FIG. 1 is a diagram showing an embodiment of the gas introduction path configuration according to the present invention, in which (a) is a vertical cross-sectional view of the reaction chamber, and (b) is the arrow direction at the position AA in the previous figure (a). FIG. FIG. 2 is a diagram for explaining the conductance of the gas flow path, in which (a) is a plan view showing a configuration example of an annular nozzle and a position example of a gas discharge port, and (b) is a front view (a). FIG. 7B is an enlarged cross-sectional view of the nozzle as seen in the direction of the arrow at the position BB in FIG. FIG. 3 is a diagram showing a configuration example of a conventional gas introduction path, in which (a) is a vertical cross-sectional view of the reaction chamber, and (b) is seen in the direction of the arrow at the CC position in the previous figure (a). FIG. 1: Reaction chamber, 2: Substrate (deposition substrate), 5: Plasma, 6, 16:
Gas introduction pipe line, 7, 17: Gas discharge port, 8: Reaction gas, 9, 19: Nozzle, 12: Connection pipe, 14: Opening, 15: Plasma generation chamber.

Claims (1)

[Claims] 1. An opening in a reaction chamber in which a film formation substrate communicates with a plasma generation chamber through an opening, is coaxial with the axis of the opening, and is appropriately spaced from the opening, and the film is formed in the reaction chamber. At the intermediate position of the substrate, a hollow member formed in a continuous annular shape or a divided annular shape and provided with a plurality of gas discharge ports in the circumferential direction is arranged so as to surround the film formation target substrate, and the wall surface of the reaction chamber is formed. In a plasma CVD apparatus equipped with a nozzle into which a reaction gas is fed through a gas introduction pipe line that penetrates, the annular nozzle has a plurality of gas discharge ports all formed with the same diameter and the circumferential flow path is cut off.
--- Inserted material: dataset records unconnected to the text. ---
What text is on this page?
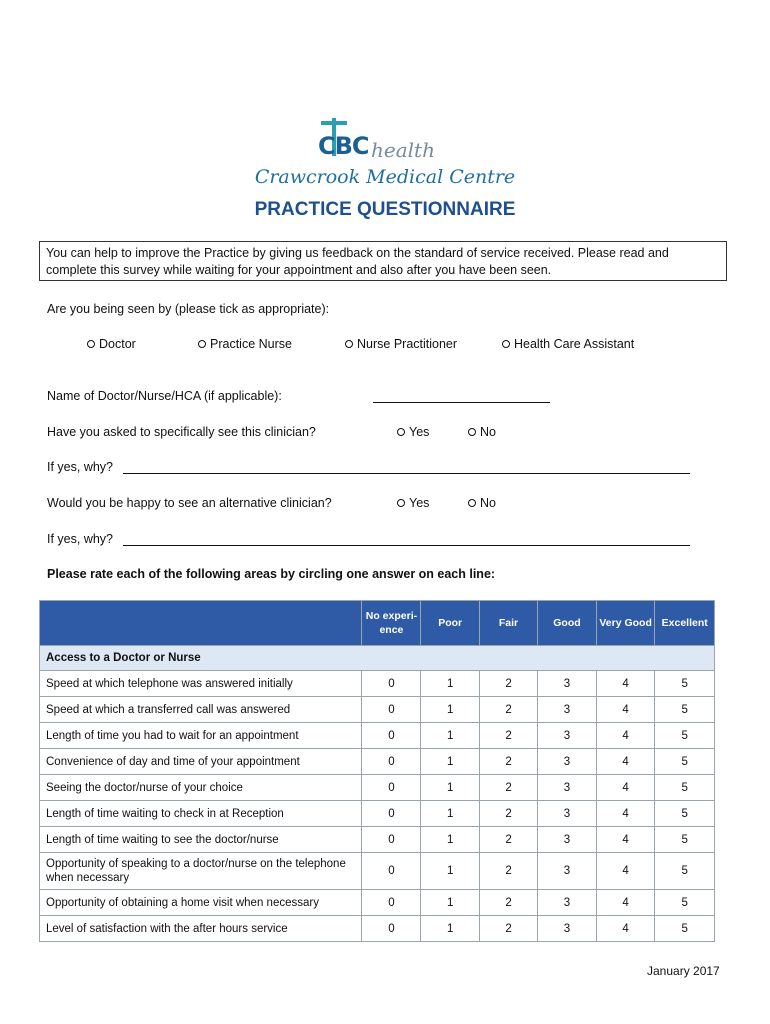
CBC health
Crawcrook Medical Centre
PRACTICE QUESTIONNAIRE
You can help to improve the Practice by giving us feedback on the standard of service received. Please read and complete this survey while waiting for your appointment and also after you have been seen.
Are you being seen by (please tick as appropriate):
Doctor	Practice Nurse	Nurse Practitioner	Health Care Assistant
Name of Doctor/Nurse/HCA (if applicable):
Have you asked to specifically see this clinician?	Yes	No
If yes, why?
Would you be happy to see an alternative clinician?	Yes	No
If yes, why?
Please rate each of the following areas by circling one answer on each line:
	No experi- ence	Poor	Fair	Good	Very Good	Excellent
Access to a Doctor or Nurse						
Speed at which telephone was answered initially	0	1	2	3	4	5
Speed at which a transferred call was answered	0	1	2	3	4	5
Length of time you had to wait for an appointment	0	1	2	3	4	5
Convenience of day and time of your appointment	0	1	2	3	4	5
Seeing the doctor/nurse of your choice	0	1	2	3	4	5
Length of time waiting to check in at Reception	0	1	2	3	4	5
Length of time waiting to see the doctor/nurse	0	1	2	3	4	5
Opportunity of speaking to a doctor/nurse on the telephone when necessary	0	1	2	3	4	5
Opportunity of obtaining a home visit when necessary	0	1	2	3	4	5
Level of satisfaction with the after hours service	0	1	2	3	4	5
January 2017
A supporting portion in the circumferential direction, the area of which is formed so that the conductance of the gas discharge port can be substantially ignored with respect to the conductance of the flow path, and the axis of the annular ring is aligned with the axis of the opening. Support member formed with Plasma CVD apparatus characterized by being connected detachably fixed through the gas inlet pipe and a flexible connection tube which penetrates the reaction chamber wall.